YunxiaoRen / ML-iAMR

Geek Repo:Geek Repo

Github PK Tool:Github PK Tool

Question about data

anuradhawick opened this issue · comments

I want to understand the data hosted in this repo.

  1. Giessen_dataset folder has two files.
    • Is the cip_ctx_ctz_gen_pheno.csv file contain labels for resitance? 1=resistant and 0=susceptible?
    • Is the cip_ctx_ctz_gen_multi_data.csv file contain the transformed SNPs? A,C,G,T,N represented as 1,2,3,4,0?
  2. Is there a way to reproduce the CGR representation? Or have I missed something?
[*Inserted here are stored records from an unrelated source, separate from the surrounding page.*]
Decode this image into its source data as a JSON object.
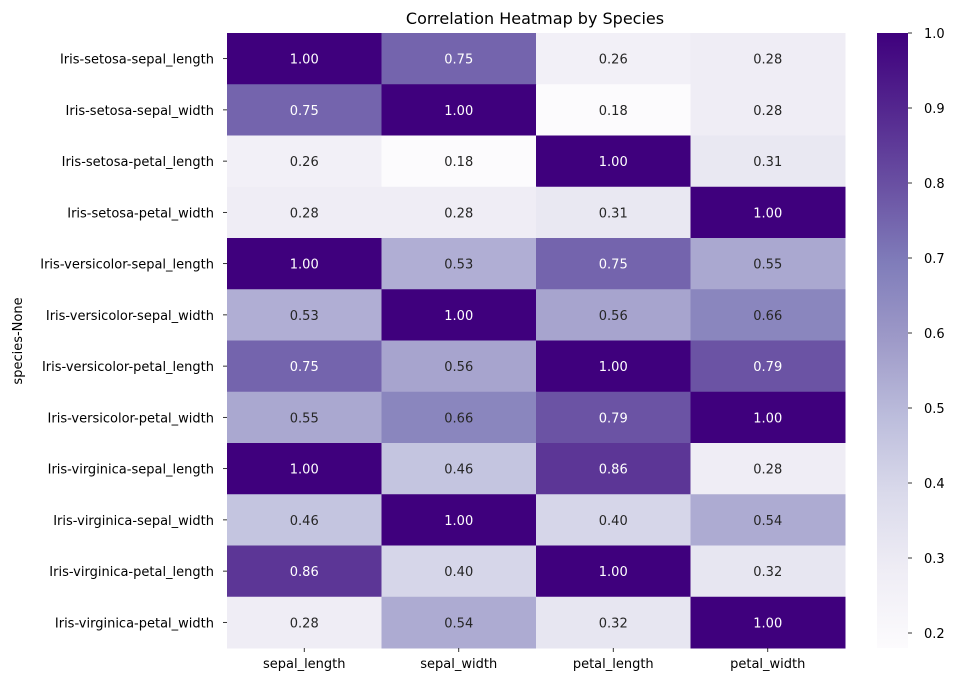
{
  "chart_data": {
    "type": "heatmap",
    "title": "Correlation Heatmap by Species",
    "xlabel": "",
    "ylabel": "species-None",
    "x_categories": [
      "sepal_length",
      "sepal_width",
      "petal_length",
      "petal_width"
    ],
    "y_categories": [
      "Iris-setosa-sepal_length",
      "Iris-setosa-sepal_width",
      "Iris-setosa-petal_length",
      "Iris-setosa-petal_width",
      "Iris-versicolor-sepal_length",
      "Iris-versicolor-sepal_width",
      "Iris-versicolor-petal_length",
      "Iris-versicolor-petal_width",
      "Iris-virginica-sepal_length",
      "Iris-virginica-sepal_width",
      "Iris-virginica-petal_length",
      "Iris-virginica-petal_width"
    ],
    "values": [
      [
        1.0,
        0.75,
        0.26,
        0.28
      ],
      [
        0.75,
        1.0,
        0.18,
        0.28
      ],
      [
        0.26,
        0.18,
        1.0,
        0.31
      ],
      [
        0.28,
        0.28,
        0.31,
        1.0
      ],
      [
        1.0,
        0.53,
        0.75,
        0.55
      ],
      [
        0.53,
        1.0,
        0.56,
        0.66
      ],
      [
        0.75,
        0.56,
        1.0,
        0.79
      ],
      [
        0.55,
        0.66,
        0.79,
        1.0
      ],
      [
        1.0,
        0.46,
        0.86,
        0.28
      ],
      [
        0.46,
        1.0,
        0.4,
        0.54
      ],
      [
        0.86,
        0.4,
        1.0,
        0.32
      ],
      [
        0.28,
        0.54,
        0.32,
        1.0
      ]
    ],
    "value_format": "0.00",
    "colormap": "Purples",
    "color_range": [
      0.18,
      1.0
    ],
    "colorbar": {
      "ticks": [
        0.2,
        0.3,
        0.4,
        0.5,
        0.6,
        0.7,
        0.8,
        0.9,
        1.0
      ],
      "tick_labels": [
        "0.2",
        "0.3",
        "0.4",
        "0.5",
        "0.6",
        "0.7",
        "0.8",
        "0.9",
        "1.0"
      ]
    }
  }
}
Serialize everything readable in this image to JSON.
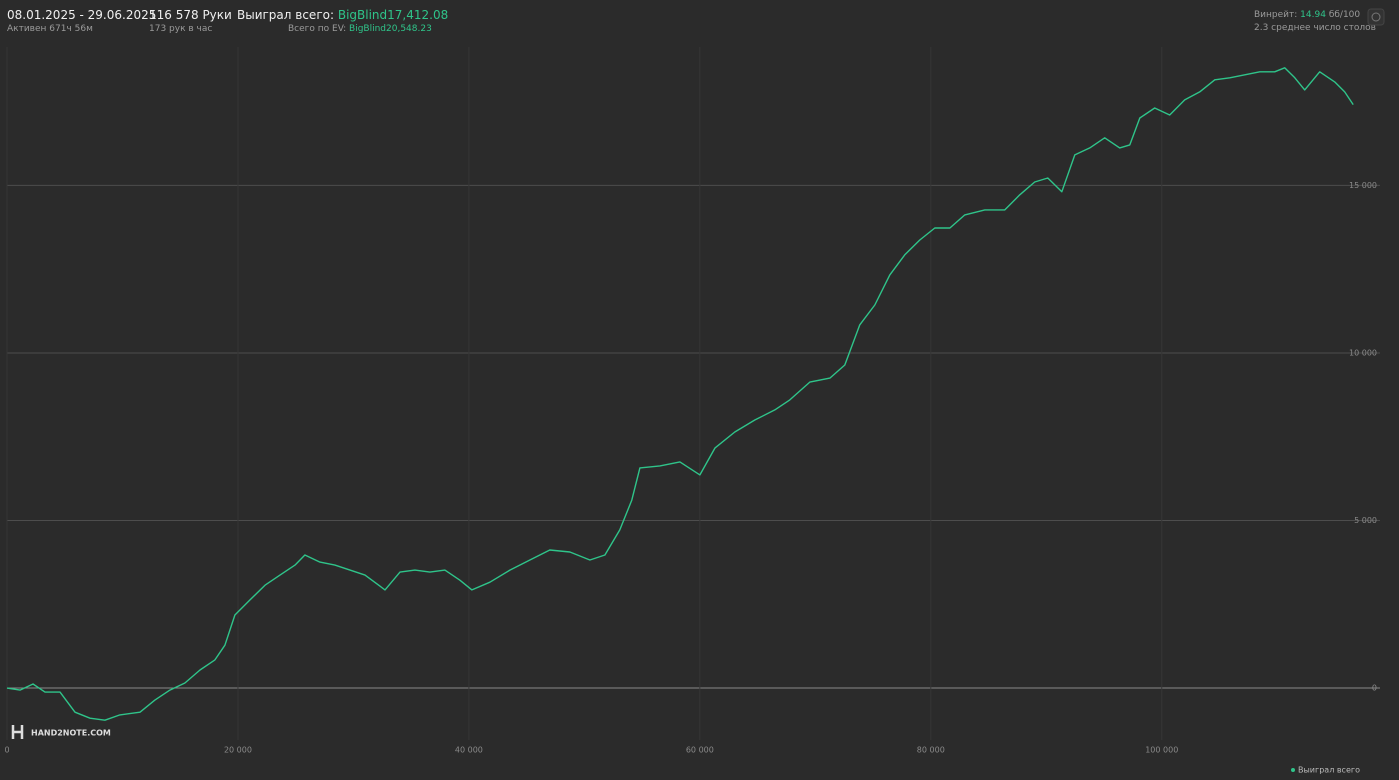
{
  "header": {
    "date_range": "08.01.2025 - 29.06.2025",
    "active": "Активен 671ч 56м",
    "hands": "116 578 Руки",
    "hands_per_hour": "173 рук в час",
    "won_label": "Выиграл всего:",
    "won_value": "BigBlind17,412.08",
    "ev_label": "Всего по EV:",
    "ev_value": "BigBlind20,548.23",
    "winrate_label": "Винрейт:",
    "winrate_value": "14.94",
    "winrate_unit": "бб/100",
    "tables": "2.3 среднее число столов",
    "logo": "HAND2NOTE.COM"
  },
  "chart_data": {
    "type": "line",
    "grid": true,
    "legend": "bottom-right",
    "xlim": [
      0,
      118900
    ],
    "ylim": [
      -1550,
      19130
    ],
    "xticks": [
      0,
      {
        "value": 20000,
        "label": "20 000"
      },
      {
        "value": 40000,
        "label": "40 000"
      },
      {
        "value": 60000,
        "label": "60 000"
      },
      {
        "value": 80000,
        "label": "80 000"
      },
      {
        "value": 100000,
        "label": "100 000"
      }
    ],
    "yticks": [
      0,
      {
        "value": 5000,
        "label": "5 000"
      },
      {
        "value": 10000,
        "label": "10 000"
      },
      {
        "value": 15000,
        "label": "15 000"
      }
    ],
    "x": [
      0,
      1126,
      2250,
      3290,
      4590,
      5890,
      7190,
      8480,
      9780,
      11520,
      12810,
      14110,
      15410,
      16710,
      18000,
      18870,
      19740,
      21040,
      22340,
      23640,
      24940,
      25800,
      27100,
      28400,
      29700,
      31000,
      32730,
      34030,
      35320,
      36620,
      37920,
      39220,
      40260,
      41820,
      43550,
      45280,
      47010,
      48750,
      50480,
      51780,
      53070,
      54110,
      54810,
      56540,
      58270,
      60000,
      61300,
      63030,
      64760,
      66490,
      67790,
      69520,
      71260,
      72550,
      73850,
      75150,
      76450,
      77750,
      79050,
      80350,
      81650,
      82940,
      84680,
      86410,
      87710,
      89000,
      90130,
      91340,
      92470,
      93770,
      95060,
      96360,
      97230,
      98100,
      99390,
      100690,
      101990,
      103290,
      104590,
      105890,
      107190,
      108490,
      109780,
      110650,
      111520,
      112380,
      113680,
      114980,
      115840,
      116578
    ],
    "series": [
      {
        "name": "Выиграл всего",
        "color": "#2fc48a",
        "values": [
          0,
          -60,
          120,
          -120,
          -120,
          -720,
          -900,
          -960,
          -800,
          -720,
          -360,
          -60,
          150,
          540,
          840,
          1280,
          2180,
          2630,
          3070,
          3370,
          3670,
          3970,
          3760,
          3670,
          3520,
          3370,
          2930,
          3460,
          3520,
          3460,
          3520,
          3220,
          2930,
          3160,
          3520,
          3820,
          4120,
          4060,
          3820,
          3970,
          4720,
          5610,
          6570,
          6630,
          6750,
          6360,
          7160,
          7640,
          8000,
          8300,
          8600,
          9130,
          9250,
          9640,
          10840,
          11430,
          12330,
          12930,
          13370,
          13730,
          13730,
          14120,
          14270,
          14270,
          14720,
          15100,
          15220,
          14810,
          15910,
          16120,
          16420,
          16120,
          16210,
          17010,
          17310,
          17100,
          17550,
          17790,
          18150,
          18210,
          18300,
          18390,
          18390,
          18510,
          18210,
          17850,
          18390,
          18090,
          17790,
          17412
        ]
      }
    ]
  }
}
Really appreciate your support on this.

Thanks
A

Could you also make a comment on INDELs, there is some processing in 01_SNPs_calling.sh but not sure from paper how they were handled.

Also how did you treat multi-allelic variants? I see you are using -m flag in bcftools.

commented

我想了解此存储库中托管的数据。

  1. Giessen_dataset文件夹有两个文件。
    • 文件是否包含恢复标签? 和?cip_ctx_ctz_gen_pheno.csv``1=resistant``0=susceptible
    • 文件是否包含转换后的 SNP? 表示为 ?cip_ctx_ctz_gen_multi_data.csv``A,C,G,T,N``1,2,3,4,0
  2. 有没有办法重现 CGR 表示?还是我错过了什么?

非常感谢您对此的支持。

谢谢 A

Hello, could you let me know if you've successfully replicated FCGR? If so, could you please guide me through it? Thank you very much.